Alex Brown was the school mascot in Seagraves, Texas, and was expected to graduate at the top of her class. However, she chose to text four friends on her way to school that morning and never got the chance to give her valedictorian address.
Alex died on November 10, 2009. Her parents, Johnny Mac and Jeanne Brown made their first presentation to Wellman High School December 1, 2009. Since then, they’ve been to more than 350 schools all over the United States, explaining the dangers of this perilous trend that has gripped so many within this technological-minded generation.
In their presentation, Jeanne gives the students some advice if they wish to continue texting and driving.
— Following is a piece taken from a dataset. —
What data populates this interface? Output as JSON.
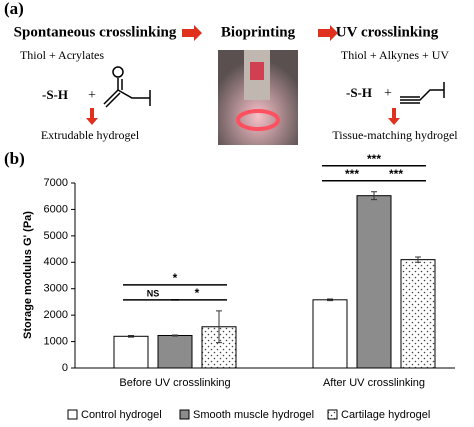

Jeanne said, “I ask them to consider what they would like planned for their funeral, because that was one of the hardest for my family because we didn’t know what Alex would want. When you choose to text and drive, you are essentially putting your life at risk, and you aren’t just hurting yourself. You’re hurting all of those that you leave behind – I want everyone to realize the stark reality of what happens to families when their loves ones are killed because of cell phone usage in the car.”
According to Distraction.gov, driving while using a cell phone reduces the amount of brain activity associated with driving by 37 percent – that’s a big percentage.
There are some options to help drivers eliminate texting while driving. The Browns discussed three phone applications that aid in helping drivers avoid texting while in the car.
PhoneGuard: This app turns on once the vehicle is going faster than 10 miles per hour. Once the car reaches 10 on the speedometer, the keypad on the cell phone is blocked. It will also send an automated response to whomever texted you.
Text Toggle: Once turned on, the app makes sure you don’t get phone calls, text messages, emails, etc. Once you turn the app off, all of your texts or phone calls you may have received while driving show up on your phone. It also has a customizable automated response that will be sent to those who have texted you.
DriveSafe.ly: This app, once turned on, will read your text messages, emails, Facebook chat or tweets from Twitter out loud to you while you’re on the road.
I never met Alex Brown, but I will always remember her, because watching Jeanne Brown struggle through the story of how her daughter died was the hardest thing I’ve ever had to do as a journalist. However, it’s changed my life. I went to their foundation’s website (www.rabfoundation.org), and I signed the pledge to not text and drive. Will you?